Discréditer le pouvoir sarkozyste
De
fait, l’heure est aux grandes explications. Sur France 3, la journaliste
Elise Lucet somme le ministère de la santé de battre sa coulpe sur l’argent
dilapidé ; les médecins libéraux, mis de côté pendant la campagne de
vaccination, sont furieux. Quant à l’opposition, elle est sur le qui-vive,
déterminée à discréditer un peu plus un pouvoir sarkozyste par ailleurs
encalminé dans l’affaire Bettencourt à partir du mois de juin.
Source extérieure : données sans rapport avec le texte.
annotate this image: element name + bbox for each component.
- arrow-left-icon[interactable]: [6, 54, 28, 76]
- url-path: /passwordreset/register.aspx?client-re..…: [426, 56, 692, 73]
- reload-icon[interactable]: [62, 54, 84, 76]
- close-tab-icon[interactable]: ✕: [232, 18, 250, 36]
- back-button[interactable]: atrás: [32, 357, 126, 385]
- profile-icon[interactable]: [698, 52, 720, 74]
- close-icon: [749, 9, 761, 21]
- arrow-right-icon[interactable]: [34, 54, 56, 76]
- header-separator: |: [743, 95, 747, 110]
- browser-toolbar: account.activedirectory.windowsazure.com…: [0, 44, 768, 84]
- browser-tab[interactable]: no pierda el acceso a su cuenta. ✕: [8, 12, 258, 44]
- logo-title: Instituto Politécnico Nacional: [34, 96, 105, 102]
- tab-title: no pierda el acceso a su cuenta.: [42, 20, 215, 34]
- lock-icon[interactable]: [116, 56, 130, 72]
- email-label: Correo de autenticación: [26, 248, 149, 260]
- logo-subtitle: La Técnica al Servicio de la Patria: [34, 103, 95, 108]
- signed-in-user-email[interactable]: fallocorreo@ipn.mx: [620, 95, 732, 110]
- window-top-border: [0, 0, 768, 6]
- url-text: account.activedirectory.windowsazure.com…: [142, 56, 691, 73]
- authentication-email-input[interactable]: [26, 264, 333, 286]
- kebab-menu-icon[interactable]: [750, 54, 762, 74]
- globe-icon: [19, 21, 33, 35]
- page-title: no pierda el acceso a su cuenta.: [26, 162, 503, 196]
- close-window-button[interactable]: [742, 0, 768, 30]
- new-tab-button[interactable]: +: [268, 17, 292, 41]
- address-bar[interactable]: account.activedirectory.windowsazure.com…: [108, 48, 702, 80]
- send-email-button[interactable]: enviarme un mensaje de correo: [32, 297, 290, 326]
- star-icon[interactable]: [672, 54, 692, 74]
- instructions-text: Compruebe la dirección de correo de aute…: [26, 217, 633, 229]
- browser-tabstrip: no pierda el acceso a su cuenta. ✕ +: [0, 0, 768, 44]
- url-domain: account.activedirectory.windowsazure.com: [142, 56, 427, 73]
Une commission
d’enquête parlementaire sur la gestion de la crise A(H1N1) a vu le jour
quelques mois plus tôt, en février 2010, au grand dam de l’UMP. Au beau
milieu de ce capharnaüm, il y a donc le professeur Houssin, usé par la
fonction. Au point qu’il utilise une drôle d’unité de mesure pour étalonner les
piles de dossiers entassées dans son bureau : le « kilomètre ».
Mais
la vraie victime est ailleurs. Ci-gît la politique de sécurité sanitaire
française, durablement touchée par le scandale. « J’étais très
amer, se souvient M. Houssin. On a essayé de faire notre
boulot, tout simplement. Et on s’en est pris plein la poire… » Le
discours de raison n’est plus audible. A la prochaine crise sanitaire, gare au
retour de manivelle, se prennent à penser les professionnels de la santé. C’est
donc là que se situe le nœud de l’affaire. Les prémices du « désarmement ».